La question d’identité, toujours d’actualité, gravite souvent autour de débats où interlocuteurs et protagonistes tentent, tant bien que mal, de la définir ou de la réduire à des formules simples, voire arrêtées. Mais pour Manuel Roque, chorégraphe et danseur de Montréal, qui est de passage à Regina cette semaine au Men in Dance Festival de New Dance Horizons, il en est tout autrement.

Pour lui, il est difficile de revendiquer quelque chose de fixe lorsque l’on parle d’identité : « Je ne peux pas dire : MOI, je suis ÇA! ».  L’identité, pour le chorégraphe, est continuellement en mouvance, elle est fluide, malléable et c’est exactement ce qu’il invite le public à explorer avec lui dans la proposition de Data .

L’un des points de départ pour la création de Data est la conscience que l'artiste a acquise en considérant son corps de « trente quatre ans » qui, tout en ayant plus de maturité et dénotant une plus grande maîtrise, révèle aussi un nombre croissant de limites. Mais si le danseur, qui a servi pendant plus de 10 ans les aspirations des grands noms de la danse contemporaine canadienne ( Marie Chouinard, Dominique Porte, Peter James, Sylvain Émard, Paul-André Fortier et Daniel Léveillé), est aujourd’hui sensible aux transitions de son corps, il n’en montre rien dans l’exécution de Data . 

Virtuosité « kinétique »  (kinesthésique) d’une grande sensibilité, Data est le fruit de deux ans d’exploration personnelle en studio qui a permis au jeune chorégraphe de se réconcilier avec le matériel qui lui a été transmis par les chorégraphes ci-haut nommés et les revendications artistiques que lui même propose. Data confie t-il, va à l’encontre du courant actuel en danse contemporaine qui privilégie le fond, le contenu ou la philosophie d’une performance. «Avec Data, je voulais faire le « statement » que la forme peut être du  fond».

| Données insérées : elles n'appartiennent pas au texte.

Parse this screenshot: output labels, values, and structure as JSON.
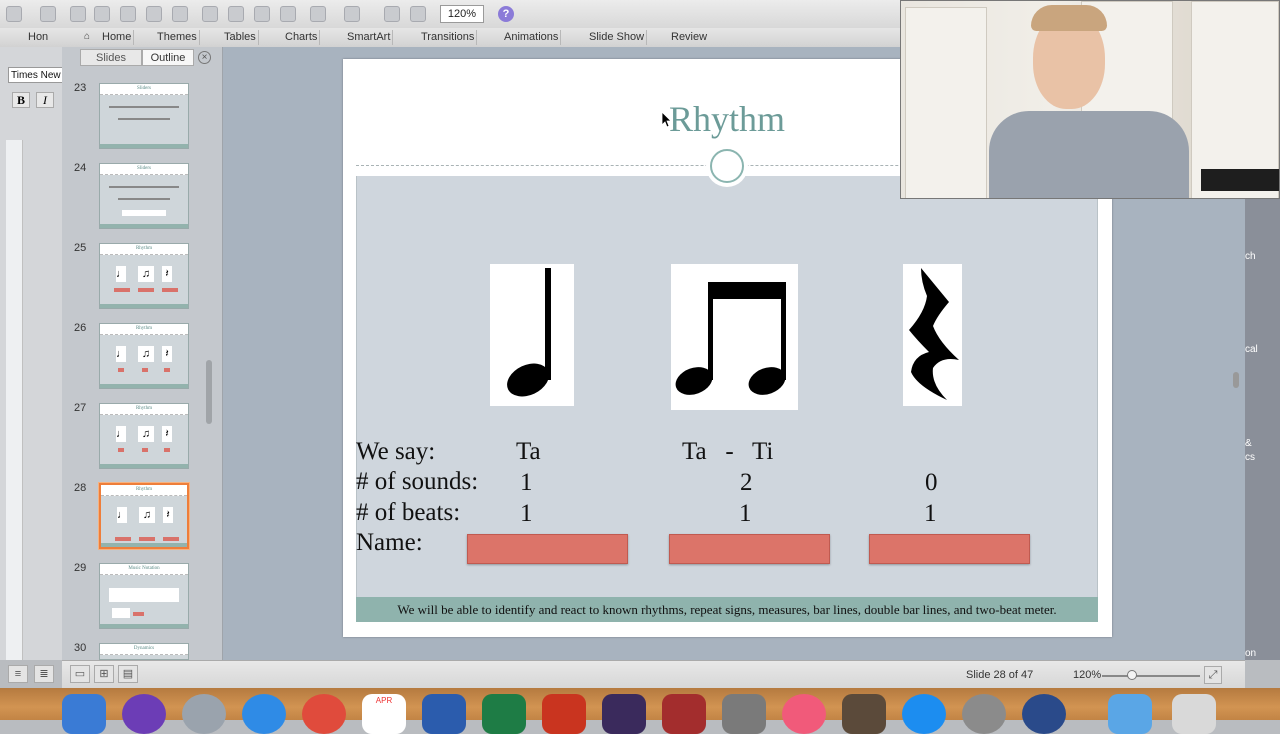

Même si la proposition est relativement abstraite, elle offre une porte d’entrée hyper émotive au public. Roque l’a bien constaté lors de la première à Montréal en septembre dernier, alors que nombre de spectateurs lui ont exprimé à quel point ils avaient été touchés ou affectés par la prestation. 

Évidemment, le Requiem (1887) du compositeur français Gabriel Fauré y est pour beaucoup. Roque a su exploiter les contrastes  présents dans cette œuvre, considérée comme la composition la plus importante de Fauré.  “Par moment, j’ai travaillé avec, par moment j’ai travaillé contre, mais c’est clair qu’elle fait partie de la proposition, et l’expérience devient totale, ce qui permet au public de simplement la vivre sans besoin de l’analyser ».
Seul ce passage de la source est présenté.